[1100] in linux-security and linux-alert archive
Re: [linux-security] Saving Passwords in Binaries
daemon@ATHENA.MIT.EDU (Andrew Sweger)
Tue Aug 27 18:23:18 1996
Date: Mon, 26 Aug 1996 08:32:44 -0700 (PDT)
From: Andrew Sweger <absweger@u.washington.edu>
Reply-To: Andrew Sweger <absweger@u.washington.edu>
To: Todd W Burgess <tburgess@uoguelph.ca>
Cc: linux-security@tarsier.cv.nrao.edu
In-Reply-To: <Pine.HPP.3.91.960821105908.26266A-100000@ccshst01>
On Wed, 21 Aug 1996, Todd W Burgess wrote:
> I have been working on a program which will check for new mail on an
> IMAP server...
There's no need to verify if the user has entered the correct password
to your new-mail-check program since the (possibly remote) IMAP server
will check it anyway and reply appropriately. Check out:
http://www.imap.org/
http://www.washington.edu/imap/
for more information. Look for information on setting up a
pre-authenticated IMAP server in the UW source distribution. This has
some security related side-effects, so read carefully.

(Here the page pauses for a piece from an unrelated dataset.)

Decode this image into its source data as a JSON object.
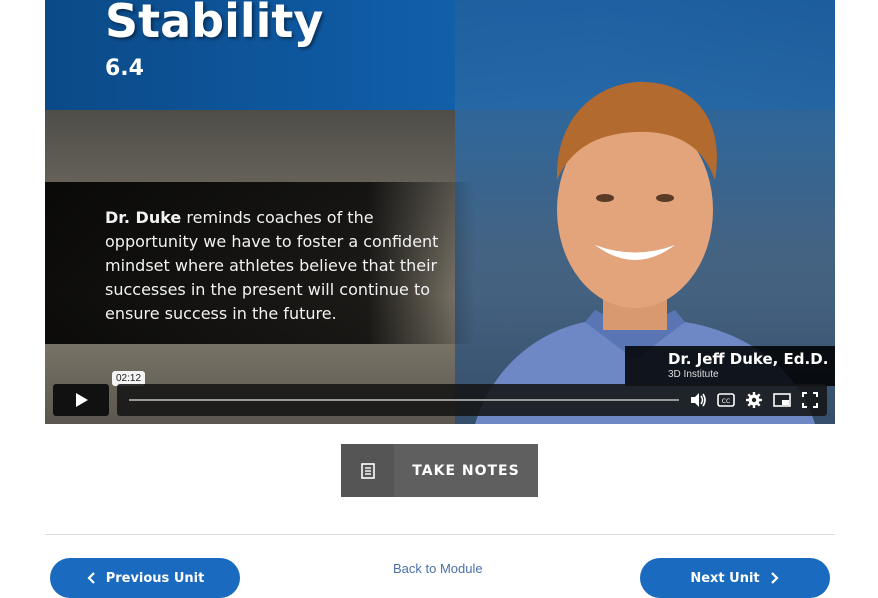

You will no doubt want a user configuration file to specify host and
mailbox/folder information to check. Maybe.
--
/ Andrew B. Sweger absweger@u.washington.edu
// Computer Support Manager csg@fammed.washington.edu
\\ Department of Family Medicine
// University of Washington (206) 685-4337
/ Box 355304 (206) 685-0610 (Fax)
---- Seattle, WA 98195-5304 --------------------------------------------------
The great thing about multitasking is that several things can go wrong at once.